Licence to Bill

July 25th, 2006

Pissed offComputer Weekly leads with an article about how increasingly complex software licences are being used to extract money from users. I thought CW was supposed to be a newspaper?

As Nicolas Carr has pointed out, software such as operating systems, email servers and clients, web servers, office productivity suites, etc are commodities which bring no business benefits. Therefore, companies have a duty to find the lowest cost of acquisition while maintaining whatever element of control they feel appropriate.

The cheapest route is to participate in open-source projects – this was realised in the early days of commercial IT, but unfortunately in those days the technology wasn’t available to make the process scaleable. Nowadays with the internet and “SourceForge” tools (mailing lists, code respositories, issue trackers,…), open-source software development is massively scaleable. The CPAN respository is said to contain millions of lines of code written by thousands of contributors over ten years.

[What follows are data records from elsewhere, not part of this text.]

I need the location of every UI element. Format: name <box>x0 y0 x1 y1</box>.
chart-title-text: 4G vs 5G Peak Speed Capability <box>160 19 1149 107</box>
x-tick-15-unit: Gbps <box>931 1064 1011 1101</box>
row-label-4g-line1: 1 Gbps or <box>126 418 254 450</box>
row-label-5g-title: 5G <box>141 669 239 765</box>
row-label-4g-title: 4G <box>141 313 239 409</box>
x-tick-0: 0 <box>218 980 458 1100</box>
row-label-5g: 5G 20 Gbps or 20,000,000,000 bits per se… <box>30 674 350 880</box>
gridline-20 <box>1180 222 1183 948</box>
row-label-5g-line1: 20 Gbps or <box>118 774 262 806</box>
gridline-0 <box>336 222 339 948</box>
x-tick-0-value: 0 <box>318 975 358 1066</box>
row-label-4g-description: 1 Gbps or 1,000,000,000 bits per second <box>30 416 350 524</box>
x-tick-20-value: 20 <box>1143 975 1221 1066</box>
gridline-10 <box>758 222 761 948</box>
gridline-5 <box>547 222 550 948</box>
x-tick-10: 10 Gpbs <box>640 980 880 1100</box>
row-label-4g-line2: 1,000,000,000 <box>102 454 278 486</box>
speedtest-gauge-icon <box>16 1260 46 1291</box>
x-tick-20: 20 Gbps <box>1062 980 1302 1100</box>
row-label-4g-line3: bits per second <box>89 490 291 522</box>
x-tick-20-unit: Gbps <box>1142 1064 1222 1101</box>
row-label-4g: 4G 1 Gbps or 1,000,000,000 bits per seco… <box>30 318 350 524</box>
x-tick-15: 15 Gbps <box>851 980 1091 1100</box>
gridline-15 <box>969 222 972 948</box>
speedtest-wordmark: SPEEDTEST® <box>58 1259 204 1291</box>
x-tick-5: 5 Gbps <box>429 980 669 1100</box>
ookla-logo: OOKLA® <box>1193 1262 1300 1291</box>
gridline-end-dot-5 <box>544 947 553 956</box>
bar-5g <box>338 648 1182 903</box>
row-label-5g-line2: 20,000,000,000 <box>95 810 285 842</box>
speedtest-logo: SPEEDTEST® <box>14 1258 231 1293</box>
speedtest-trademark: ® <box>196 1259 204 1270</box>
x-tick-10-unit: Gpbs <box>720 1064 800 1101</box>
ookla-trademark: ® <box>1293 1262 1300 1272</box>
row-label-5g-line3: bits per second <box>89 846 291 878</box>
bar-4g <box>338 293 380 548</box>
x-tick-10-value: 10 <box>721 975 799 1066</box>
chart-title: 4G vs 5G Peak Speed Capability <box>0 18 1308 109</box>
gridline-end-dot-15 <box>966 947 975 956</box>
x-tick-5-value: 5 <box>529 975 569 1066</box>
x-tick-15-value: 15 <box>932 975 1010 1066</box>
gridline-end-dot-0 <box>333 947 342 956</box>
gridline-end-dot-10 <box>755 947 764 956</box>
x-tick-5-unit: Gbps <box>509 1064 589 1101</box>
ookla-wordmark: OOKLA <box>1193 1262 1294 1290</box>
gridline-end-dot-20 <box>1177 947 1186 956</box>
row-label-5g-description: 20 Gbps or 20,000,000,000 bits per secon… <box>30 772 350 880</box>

Consider the economics. In total, the 100 companies on the UK FTSE-100 employ 3.5 million people and spend between £1,000-£1,5000 million per annum on Microsoft licences. If each company sponsored 5 people to work on open-source projects the total cost would be under £50 million per annum and the companies would never have to pay another penny in Microsoft licences.

There are some signs that this message is starting to trickle into the mainstream. Two years ago the vast majority of the work on the Linux kernel was being carried out by 100 company sponsored contributors. However, the big breakthrough would be to achieve a similar level of sponsorship for OpenOffice.org and replace Microsoft’s ageing Office product on UK corporate desktops.

Which straw will finally break the back of the UK corporate IT camel: frustration over unreasonable licencing terms, or simple economics?